The Commerce Department reported Friday that businesses slashed the inventories they were holding on shelves and back lots by 0.6% in October, three times the 0.2% decline economists expected. It was the biggest cut in inventories since August 2003.
The reduction in inventories came as business sales fell by a record 3.5% during the month, even larger than the 2.4% drop in September sales, which had been the previous record.
Sales were down at all levels of the supply chain in October and inventories were reduced by all groups as well. The biggest cut in inventories was a previously reported 1.1% drop in stockpiles held by wholesalers. Inventories held by manufacturers fell by 0.6% and retail inventories were down 0.1%.
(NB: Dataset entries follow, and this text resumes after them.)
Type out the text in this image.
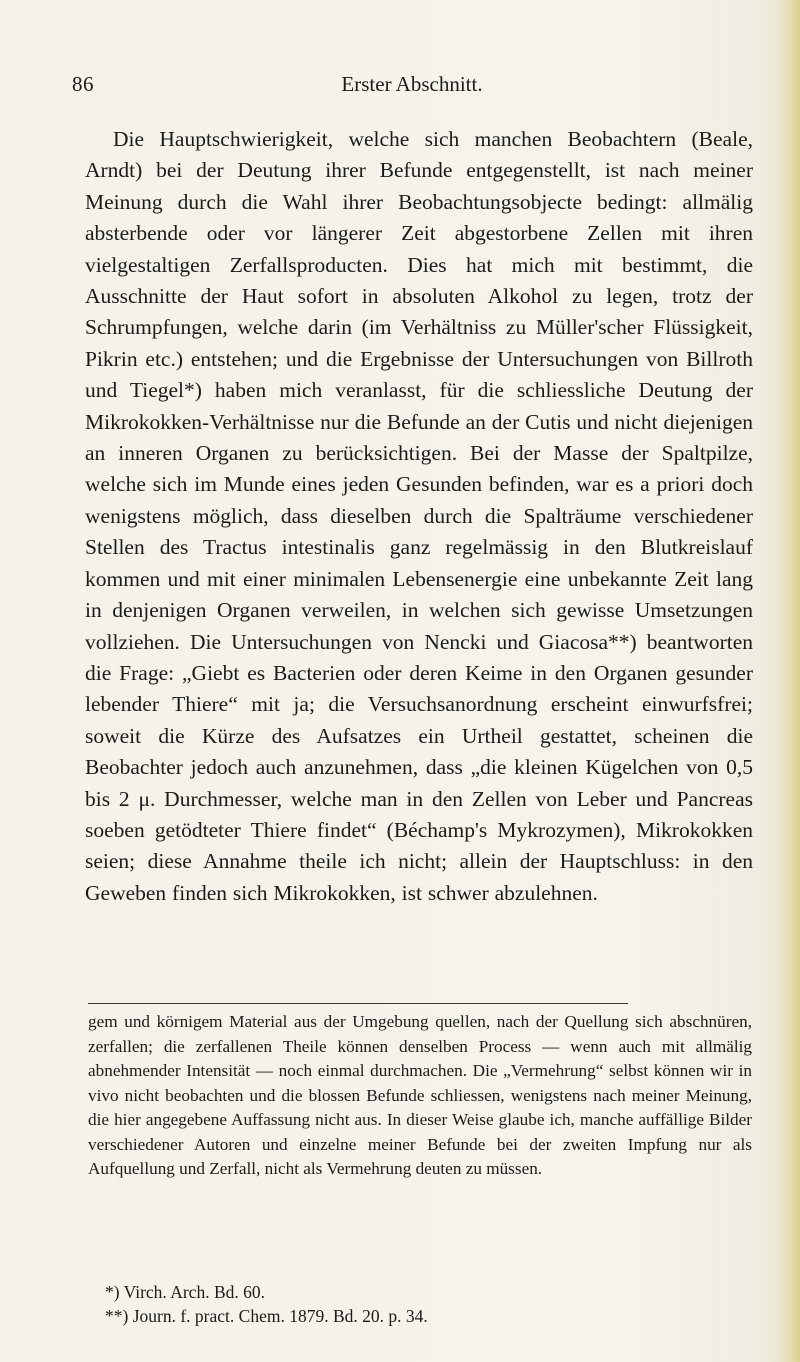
86	Erster Abschnitt.

Die Hauptschwierigkeit, welche sich manchen Beobachtern (Beale, Arndt) bei der Deutung ihrer Befunde entgegenstellt, ist nach meiner Meinung durch die Wahl ihrer Beobachtungsobjecte bedingt: allmälig absterbende oder vor längerer Zeit abgestorbene Zellen mit ihren vielgestaltigen Zerfallsproducten. Dies hat mich mit bestimmt, die Ausschnitte der Haut sofort in absoluten Alkohol zu legen, trotz der Schrumpfungen, welche darin (im Verhältniss zu Müller'scher Flüssigkeit, Pikrin etc.) entstehen; und die Ergebnisse der Untersuchungen von Billroth und Tiegel*) haben mich veranlasst, für die schliessliche Deutung der Mikrokokken-Verhältnisse nur die Befunde an der Cutis und nicht diejenigen an inneren Organen zu berücksichtigen. Bei der Masse der Spaltpilze, welche sich im Munde eines jeden Gesunden befinden, war es a priori doch wenigstens möglich, dass dieselben durch die Spalträume verschiedener Stellen des Tractus intestinalis ganz regelmässig in den Blutkreislauf kommen und mit einer minimalen Lebensenergie eine unbekannte Zeit lang in denjenigen Organen verweilen, in welchen sich gewisse Umsetzungen vollziehen. Die Untersuchungen von Nencki und Giacosa**) beantworten die Frage: „Giebt es Bacterien oder deren Keime in den Organen gesunder lebender Thiere“ mit ja; die Versuchsanordnung erscheint einwurfsfrei; soweit die Kürze des Aufsatzes ein Urtheil gestattet, scheinen die Beobachter jedoch auch anzunehmen, dass „die kleinen Kügelchen von 0,5 bis 2 μ. Durchmesser, welche man in den Zellen von Leber und Pancreas soeben getödteter Thiere findet“ (Béchamp's Mykrozymen), Mikrokokken seien; diese Annahme theile ich nicht; allein der Hauptschluss: in den Geweben finden sich Mikrokokken, ist schwer abzulehnen.

gem und körnigem Material aus der Umgebung quellen, nach der Quellung sich abschnüren, zerfallen; die zerfallenen Theile können denselben Process — wenn auch mit allmälig abnehmender Intensität — noch einmal durchmachen. Die „Vermehrung“ selbst können wir in vivo nicht beobachten und die blossen Befunde schliessen, wenigstens nach meiner Meinung, die hier angegebene Auffassung nicht aus. In dieser Weise glaube ich, manche auffällige Bilder verschiedener Autoren und einzelne meiner Befunde bei der zweiten Impfung nur als Aufquellung und Zerfall, nicht als Vermehrung deuten zu müssen.

*) Virch. Arch. Bd. 60.
**) Journ. f. pract. Chem. 1879. Bd. 20. p. 34.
The concern is that the current recession, already the longest in a quarter-century, will force further production cutbacks in the months ahead. That would cause a continued downward spiral of weakness, with unemployment rising further as factories lay off more workers in the face of falling demand.
The ratio of inventories to sales rose to 1.34 in October from 1.30 in September, meaning it would take 1.34 months to exhaust current stockpiles at all levels of the supply chain. That was the highest ratio since it stood at 1.35 in June 2003.
The cutbacks in inventories reflect the deteriorating conditions for consumers, who have been cutting back on their spending for months. A separate report Friday showed that retail sales fell for a record fifth straight month in November.
Traffic at malls remained sluggish last week as retailers increase their promotions in an effort to draw in consumers.